Health savings accounts (HSAs) are like personal savings accounts, but the money in them is used to pay for health care expenses only. You — not your employer or insurance company — own and control the money in your health savings account. HSAs and high deductible plans were created as a way to help control health care costs. The idea being that people will spend their health care dollars more wisely if they are spending their own money. To be eligible to open an HSA, you must have a special type of health insurance called a high-deductible plan.

What is a high-deductible plan?

As its name implies, it's a health insurance plan that carries a high deductible.

Deductible - the amount of money you have to pay for your health care each year before your insurance starts paying for care.
 

While the deductible is high with this type of plan, the premium is typically lower.

Premium - The money you pay the insurance company to buy the plan. You usually pay this monthly, or every pay period if you receive coverage through your employer.
 

You can use your HSA to pay deductible expenses, as well as copays and other health care expenses that are not covered.

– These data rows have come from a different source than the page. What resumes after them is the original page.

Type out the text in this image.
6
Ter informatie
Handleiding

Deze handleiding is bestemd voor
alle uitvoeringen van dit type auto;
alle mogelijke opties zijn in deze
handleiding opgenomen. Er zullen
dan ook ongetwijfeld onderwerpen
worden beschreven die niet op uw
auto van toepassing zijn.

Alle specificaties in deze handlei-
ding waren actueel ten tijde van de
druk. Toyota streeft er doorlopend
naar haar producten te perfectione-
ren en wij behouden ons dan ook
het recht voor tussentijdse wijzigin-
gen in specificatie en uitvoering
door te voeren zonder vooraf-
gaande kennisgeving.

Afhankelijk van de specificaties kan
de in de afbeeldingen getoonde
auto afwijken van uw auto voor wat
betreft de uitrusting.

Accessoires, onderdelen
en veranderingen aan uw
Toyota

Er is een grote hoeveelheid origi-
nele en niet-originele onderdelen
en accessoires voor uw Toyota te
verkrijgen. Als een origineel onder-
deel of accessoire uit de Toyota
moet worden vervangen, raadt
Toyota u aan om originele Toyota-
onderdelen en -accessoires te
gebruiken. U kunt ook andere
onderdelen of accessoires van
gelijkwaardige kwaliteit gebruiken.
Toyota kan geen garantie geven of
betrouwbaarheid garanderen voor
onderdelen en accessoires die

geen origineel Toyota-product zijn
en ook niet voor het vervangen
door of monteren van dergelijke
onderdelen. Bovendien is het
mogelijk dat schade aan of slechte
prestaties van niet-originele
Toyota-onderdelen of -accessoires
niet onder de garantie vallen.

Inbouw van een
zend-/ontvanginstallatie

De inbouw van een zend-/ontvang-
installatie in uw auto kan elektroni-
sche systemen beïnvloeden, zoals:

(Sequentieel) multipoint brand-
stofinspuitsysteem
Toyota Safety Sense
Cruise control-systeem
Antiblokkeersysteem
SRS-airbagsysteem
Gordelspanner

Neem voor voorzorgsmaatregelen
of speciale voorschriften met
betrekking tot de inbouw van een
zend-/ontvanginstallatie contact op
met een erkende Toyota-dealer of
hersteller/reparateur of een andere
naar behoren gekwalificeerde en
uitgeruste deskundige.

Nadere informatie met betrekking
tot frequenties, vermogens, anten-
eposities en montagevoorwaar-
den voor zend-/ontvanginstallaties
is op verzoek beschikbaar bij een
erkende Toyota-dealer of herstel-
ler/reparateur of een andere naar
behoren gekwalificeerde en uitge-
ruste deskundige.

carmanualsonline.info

Copayment – Also known as a copay, is a fixed amount (for example, $15) you pay for a healthcare service, usually at the time you receive service

What are some potential advantages of health savings accounts?

  • You decide how much money to set aside for health care costs, keeping in mind there is an annual maximum.
  • You control how your HSA money is spent. You can shop around for care based on quality and cost.
  • Your employer may contribute to your HSA, but you own the account and the money is yours even if you change jobs.
  • Any unused money at the end of the year rolls over (stays in your account) to the next year.
  • You don't pay taxes on money going into your HSA. You also don’t pay taxes on money going out of your HSA so long as you are paying for qualified health care costs.

What are some potential disadvantages to health savings accounts?

  • Illness can be unpredictable, making it hard to accurately budget for health care expenses.
  • Information about the cost and quality of medical care can be difficult to find.
  • Some people find it challenging to set aside money to put into their HSAs. People who are older and sicker may not be able to save as much as younger, healthier people.
  • HSAs are not available to people over 65; but funds in an existing HSA can be used to pay Medicare premiums.
  • Pressure to save the money in your HSA might lead you to not seek medical care when you need it.
  • If you take money out of your HSA for nonmedical expenses, you'll have to pay taxes and a take a penalty on it.

Who can set up an HSA?

Although WINhealth offers high deductible plans that are HSA eligible, we are unable to set up the HSA account for you. Your employer may offer an HSA option or you can start an account on your own through a bank or other financial institution. To qualify, you must be under age 65 and carry a high-deductible health insurance plan. This high-deductible health plan must be your only health insurance — you can't be covered by any other health insurance. However, having dental, vision, disability and long-term care insurance doesn't disqualify you from having an HSA.